Now, I want to be clear that in offering this reading of divine kingship, I’m not being naïve about its potential misuse. Plaskow and other critics of hierarchical and patriarchal metaphors for God are certainly correct that reflexively employing such metaphors risks reinscribing these dynamics and serving as cover for reinforcing insidious forms of domination. However, it’s worth noting that non-hierarchical construals of God are not immune to this risk either. In the twentieth and twenty-first centuries, we’ve seen numerous examples of religious leaders—in both mainstream and alternative settings—using pantheistic, panentheistic, and other such theologies to justify exploitative or predatory behavior. The fact of the matter is that there’s probably no single failsafe way of thinking about God so as to prevent abuse of power. The question, rather, is what good our various metaphors may do for us in various contexts. My point is that the idea that God is king—as presented in Psalm 146, at least—can do surprisingly progressive work toward checking the powerful and aiding the powerless.

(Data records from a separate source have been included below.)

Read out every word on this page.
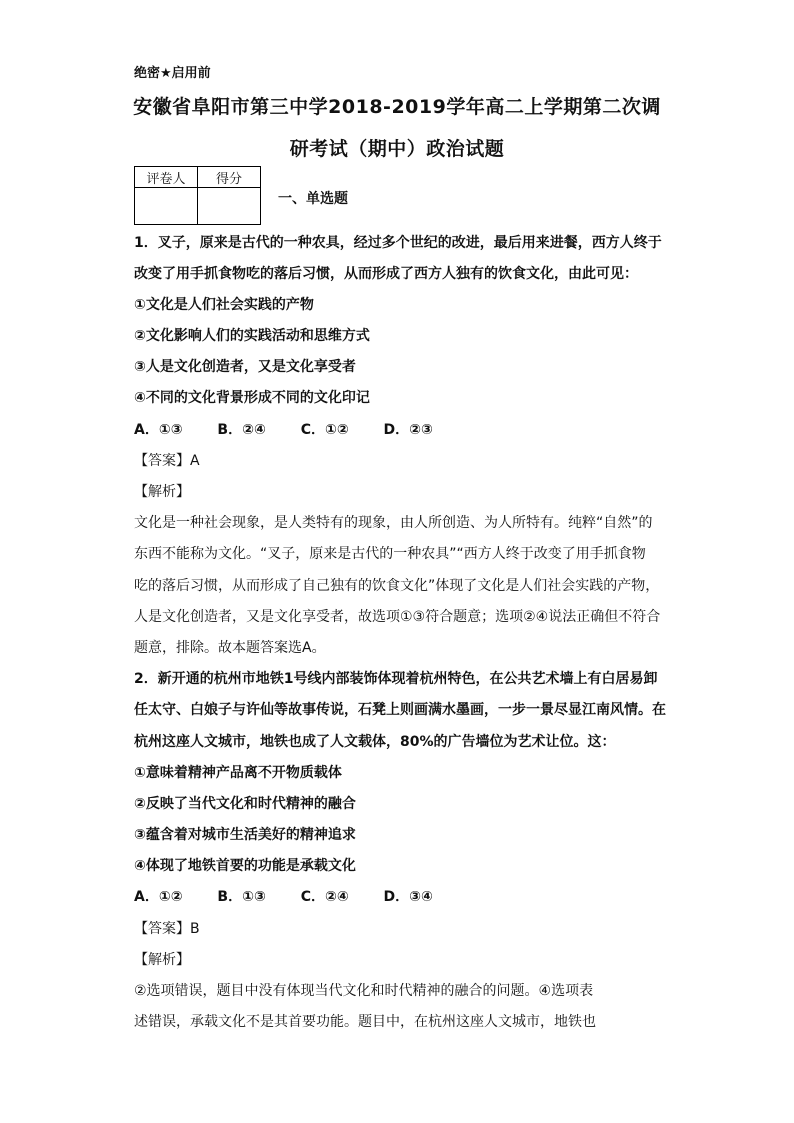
绝密★启用前
安徽省阜阳市第三中学2018-2019学年高二上学期第二次调
研考试（期中）政治试题
评卷人	得分

一、单选题
1．叉子，原来是古代的一种农具，经过多个世纪的改进，最后用来进餐，西方人终于
改变了用手抓食物吃的落后习惯，从而形成了西方人独有的饮食文化，由此可见：
①文化是人们社会实践的产物
②文化影响人们的实践活动和思维方式
③人是文化创造者，又是文化享受者
④不同的文化背景形成不同的文化印记
A．①③ B．②④ C．①② D．②③
【答案】A
【解析】
文化是一种社会现象，是人类特有的现象，由人所创造、为人所特有。纯粹“自然”的
东西不能称为文化。“叉子，原来是古代的一种农具”“西方人终于改变了用手抓食物
吃的落后习惯，从而形成了自己独有的饮食文化”体现了文化是人们社会实践的产物，
人是文化创造者，又是文化享受者，故选项①③符合题意；选项②④说法正确但不符合
题意，排除。故本题答案选A。
2．新开通的杭州市地铁1号线内部装饰体现着杭州特色，在公共艺术墙上有白居易卸
任太守、白娘子与许仙等故事传说，石凳上则画满水墨画，一步一景尽显江南风情。在
杭州这座人文城市，地铁也成了人文载体，80%的广告墙位为艺术让位。这：
①意味着精神产品离不开物质载体
②反映了当代文化和时代精神的融合
③蕴含着对城市生活美好的精神追求
④体现了地铁首要的功能是承载文化
A．①② B．①③ C．②④ D．③④
【答案】B
【解析】
②选项错误，题目中没有体现当代文化和时代精神的融合的问题。④选项表
述错误，承载文化不是其首要功能。题目中，在杭州这座人文城市，地铁也
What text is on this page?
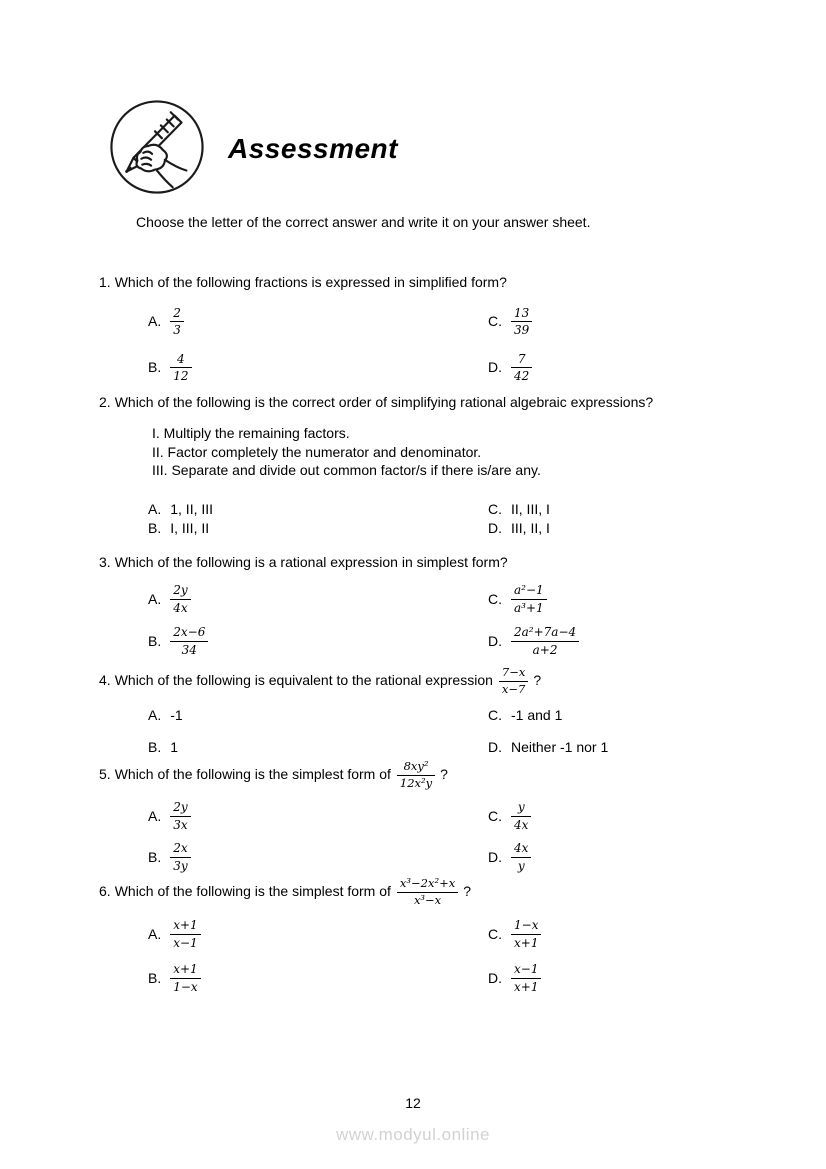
Assessment
Choose the letter of the correct answer and write it on your answer sheet.
1. Which of the following fractions is expressed in simplified form?
A. $\frac{2}{3}$	C. $\frac{13}{39}$
B. $\frac{4}{12}$	D. $\frac{7}{42}$
2. Which of the following is the correct order of simplifying rational algebraic expressions?
I. Multiply the remaining factors.
II. Factor completely the numerator and denominator.
III. Separate and divide out common factor/s if there is/are any.
A. 1, II, III	C. II, III, I
B. I, III, II	D. III, II, I
3. Which of the following is a rational expression in simplest form?
A. $\frac{2y}{4x}$	C. $\frac{\text{a²−1}}{\text{a³+1}}$
B. $\frac{2x-6}{34}$	D. $\frac{\text{2a²+7a−4}}{a+2}$
4. Which of the following is equivalent to the rational expression $\frac{7-x}{x-7}$ ?
A. -1	C. -1 and 1
B. 1	D. Neither -1 nor 1
5. Which of the following is the simplest form of $\frac{\text{8xy²}}{\text{12x²y}}$ ?
A. $\frac{2y}{3x}$	C. $\frac{y}{4x}$
B. $\frac{2x}{3y}$	D. $\frac{4x}{y}$
6. Which of the following is the simplest form of $\frac{\text{x³−2x²+x}}{\text{x³−x}}$ ?
A. $\frac{x+1}{x-1}$	C. $\frac{1-x}{x+1}$
B. $\frac{x+1}{1-x}$	D. $\frac{x-1}{x+1}$
12
www.modyul.online
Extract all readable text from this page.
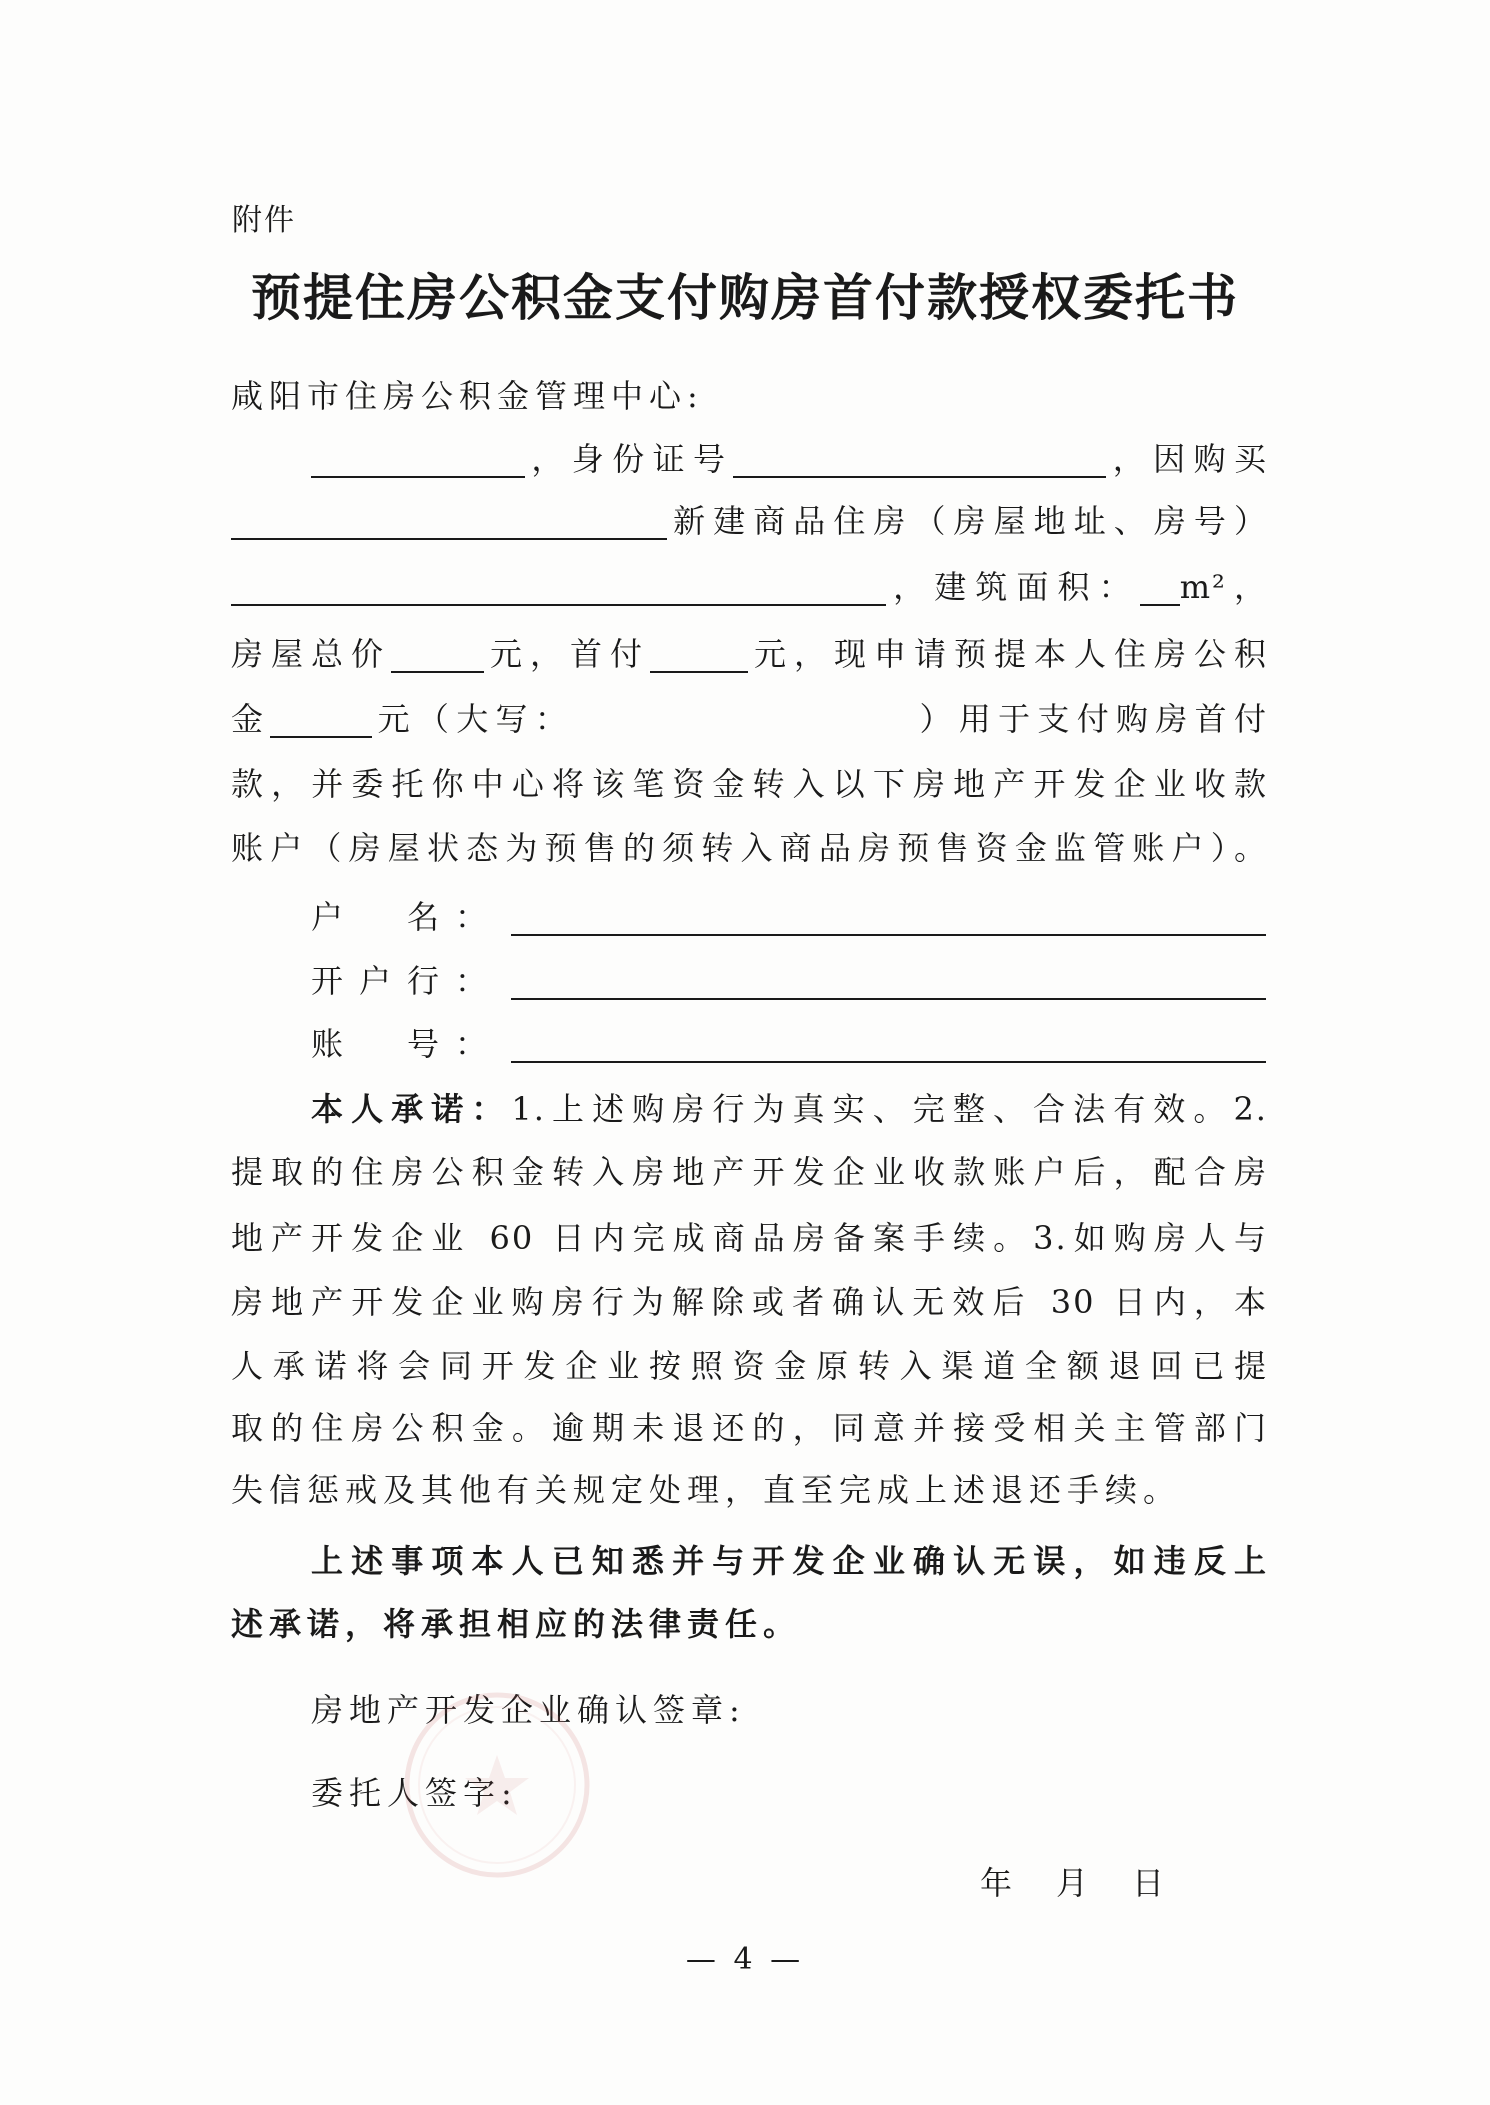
附件
预提住房公积金支付购房首付款授权委托书
咸阳市住房公积金管理中心:
，身份证号	，因购买
新建商品住房（房屋地址、房号）
，建筑面积： m²，
房屋总价	元，首付	元，现申请预提本人住房公积
金	元（大写：	）用于支付购房首付
款，并委托你中心将该笔资金转入以下房地产开发企业收款
账户（房屋状态为预售的须转入商品房预售资金监管账户）。
户　名：
开户行：
账　号：
本人承诺：1.上述购房行为真实、完整、合法有效。2.
提取的住房公积金转入房地产开发企业收款账户后，配合房
地产开发企业 60 日内完成商品房备案手续。3.如购房人与
房地产开发企业购房行为解除或者确认无效后 30 日内，本
人承诺将会同开发企业按照资金原转入渠道全额退回已提
取的住房公积金。逾期未退还的，同意并接受相关主管部门
失信惩戒及其他有关规定处理，直至完成上述退还手续。
上述事项本人已知悉并与开发企业确认无误，如违反上
述承诺，将承担相应的法律责任。
房地产开发企业确认签章:
委托人签字:
年　月　日
— 4 —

What about the objection that affirming God’s kingship is politically incompatible with our democratic ideals? We’re America, after all—the country that said, “No more kings,” in the immortal words of Schoolhouse Rock. To this, I would respond that, paradoxically, there is perhaps no political setting in which affirming God’s kingship makes more sense than in a democracy. The whole point of democratic governance is that no human being is fit to be king. What better way to underscore this than to maintain that kingship is the province of God alone—to undo the opening line of the Sumerian King List and insist that kingship never did descend from heaven? Kingship characterizes God’s rule over human beings, not human beings’ rule over each other. The task of recognizing God as king while living in a democracy, then, is democratically to build a society that manifests God’s rule: executing justice for the oppressed, feeding the hungry, and all the other kingly duties.
Metaphors for the divine are by necessity imperfect and messy. Political metaphors are no exception. The notion of God’s kingship can be destructive and regressive in some manifestations, constructive and progressive in others. Psalm 146 offers a vision for the latter: an account of politics as the imperative to yield power to God and instead assume the divine task of service to those fellow human beings who need it most. If this is indeed what God’s kingship entails, then I, for what it’s worth, will gladly declare along with our psalmist, “The LORD will reign forever, your God, O Zion, for all generations.”